Unlike On Television, Getting A Lawyer Does Not Make You Look Guilty
Of the thousands of clients we have represented over the years who were contacted by police to request an interview, never once has a police officer gotten upset or implied that means our client did something wrong. In fact, it is often the opposite. Police are more comfortable sharing initial information with a lawyer that they may be worried would be inappropriate or misunderstood by a lay person. Often police will be much more straightforward with the attorney, including whether or not you are being sought as a witness or a suspect, and what topic or topics they wish to question you about. Police will rarely ever have that conversation with you, preferring instead to ensure everything you’re saying is in their controlled environment.

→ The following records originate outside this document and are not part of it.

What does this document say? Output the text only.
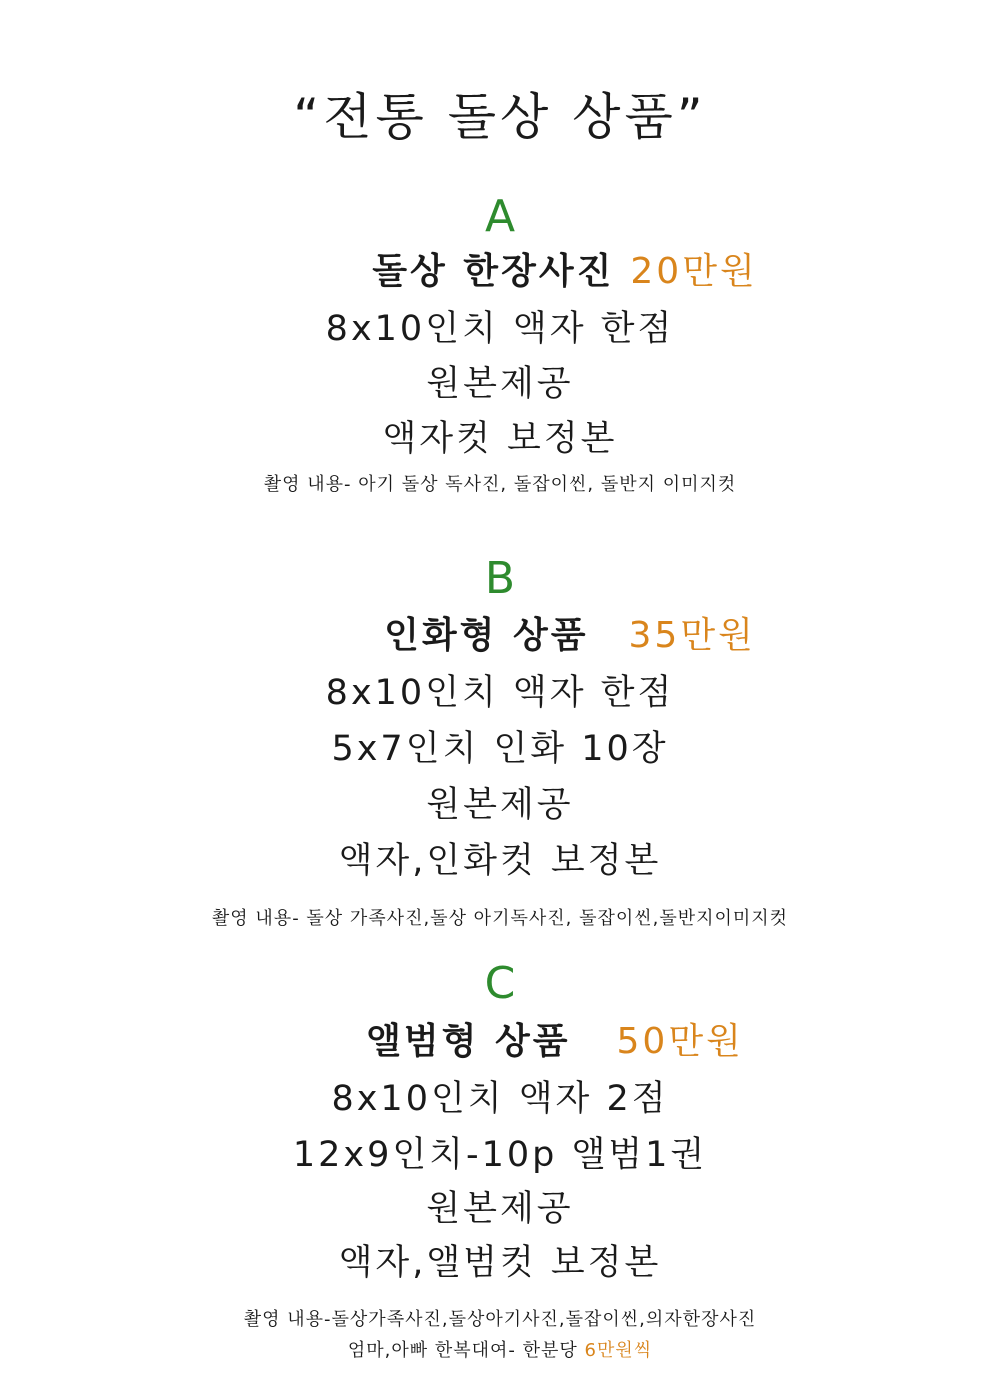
“전통 돌상 상품”
A
돌상 한장사진 20만원
8x10인치 액자 한점
원본제공
액자컷 보정본
촬영 내용- 아기 돌상 독사진, 돌잡이씬, 돌반지 이미지컷
B
인화형 상품 35만원
8x10인치 액자 한점
5x7인치 인화 10장
원본제공
액자,인화컷 보정본
촬영 내용- 돌상 가족사진,돌상 아기독사진, 돌잡이씬,돌반지이미지컷
C
앨범형 상품 50만원
8x10인치 액자 2점
12x9인치-10p 앨범1권
원본제공
액자,앨범컷 보정본
촬영 내용-돌상가족사진,돌상아기사진,돌잡이씬,의자한장사진
엄마,아빠 한복대여- 한분당 6만원씩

Talking To The Police May Result In Criminal Charges Even When You Are Innocent Of Anything Else
This comes into play when someone has previously given a statement. Many people remember the legal troubles Barry Bonds and Martha Stewart had. However, not nearly as many people know that they did not get in trouble for steroids or insider trading. Both were prosecuted and convicted for giving incomplete or conflicting statements.

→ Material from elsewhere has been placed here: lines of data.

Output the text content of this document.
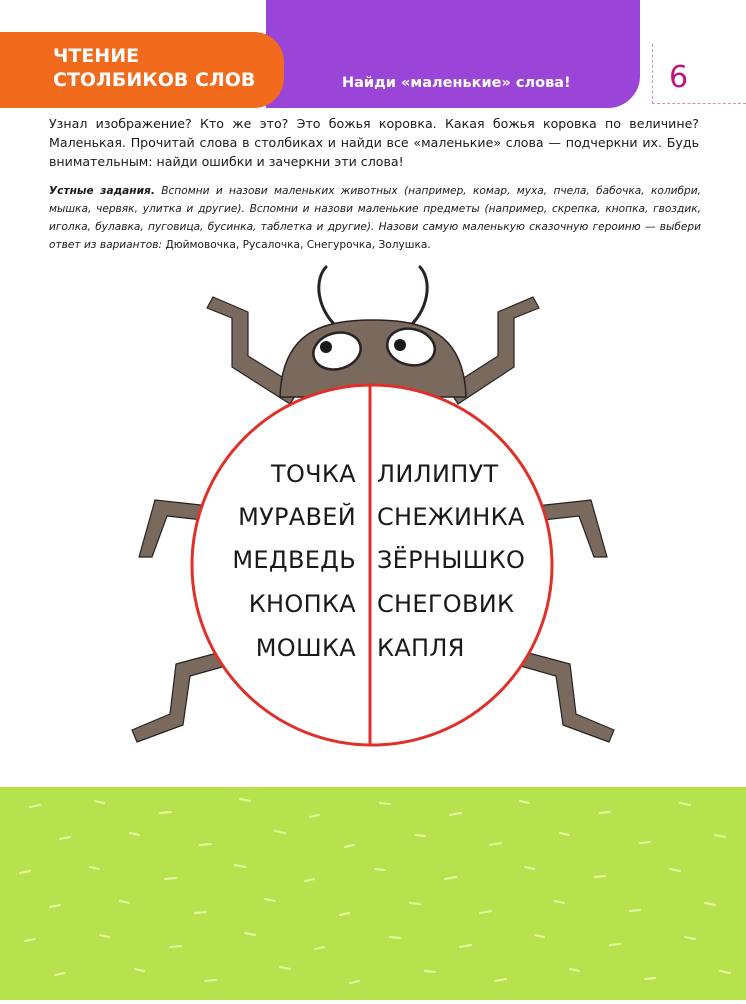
ЧТЕНИЕ
СТОЛБИКОВ СЛОВ	Найди «маленькие» слова!	6

Узнал изображение? Кто же это? Это божья коровка. Какая божья коровка по величине? Маленькая. Прочитай слова в столбиках и найди все «маленькие» слова — подчеркни их. Будь внимательным: найди ошибки и зачеркни эти слова!

Устные задания. Вспомни и назови маленьких животных (например, комар, муха, пчела, бабочка, колибри, мышка, червяк, улитка и другие). Вспомни и назови маленькие предметы (например, скрепка, кнопка, гвоздик, иголка, булавка, пуговица, бусинка, таблетка и другие). Назови самую маленькую сказочную героиню — выбери ответ из вариантов: Дюймовочка, Русалочка, Снегурочка, Золушка.

ТОЧКА
МУРАВЕЙ
МЕДВЕДЬ
КНОПКА
МОШКА
ЛИЛИПУТ
СНЕЖИНКА
ЗЁРНЫШКО
СНЕГОВИК
КАПЛЯ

It is completely reasonable to make a mistake when you give a statement. Memories can be off, you could be confused, or any number of other reasons could mean that you gave wrong information without any bad purpose. However, alone with police, you may be stuck, answer wrong again, which now is a knowing lie, or correct the error and now you have given two conflicting answers which not only looks improper but may be a form of false statement worthy of a criminal charge.
A lawyer will ensure that prior to any questioning, you be allowed to review any prior statements with your lawyer confidentially, so you can be comfortable that either it is correct, or if any part is not, how to appropriately respond to that in a way that avoids a potential criminal charge.
If You Did Do Something Wrong, Talking Or Explaining What Happened To The Police Will Not Help You
It is very normal for a person to think talking to the police is like any other situation. Yes, I made a mistake, I can apologize, or explain it, or make things right, and everything will be ok. That is not what will occur. Instead, an apology is as good as a confession, because a juror always believes that no one would apologize for something they did not do.
If you did something wrong, made a mistake, or committed a crime, the absolute worst thing you can do is speak to police without a lawyer. It is extremely unlikely that an officer with probable cause that you committed a crime will not file charges because you were very cooperative in your confession or gave a great explanation why. In these cases, the best answer is usually having your lawyer politely decline any interview on your behalf, and in the event officers move forward with charges, set up a time and place for you to self-surrender with your lawyer present. It may be scary to imagine being charged, but if it is going to happen, it will not be stopped by you giving an explanation. Having a lawyer on your side will ensure you are protected during this process and that you are spared the trauma of having an arrest warrant executed at your home or worse, your job.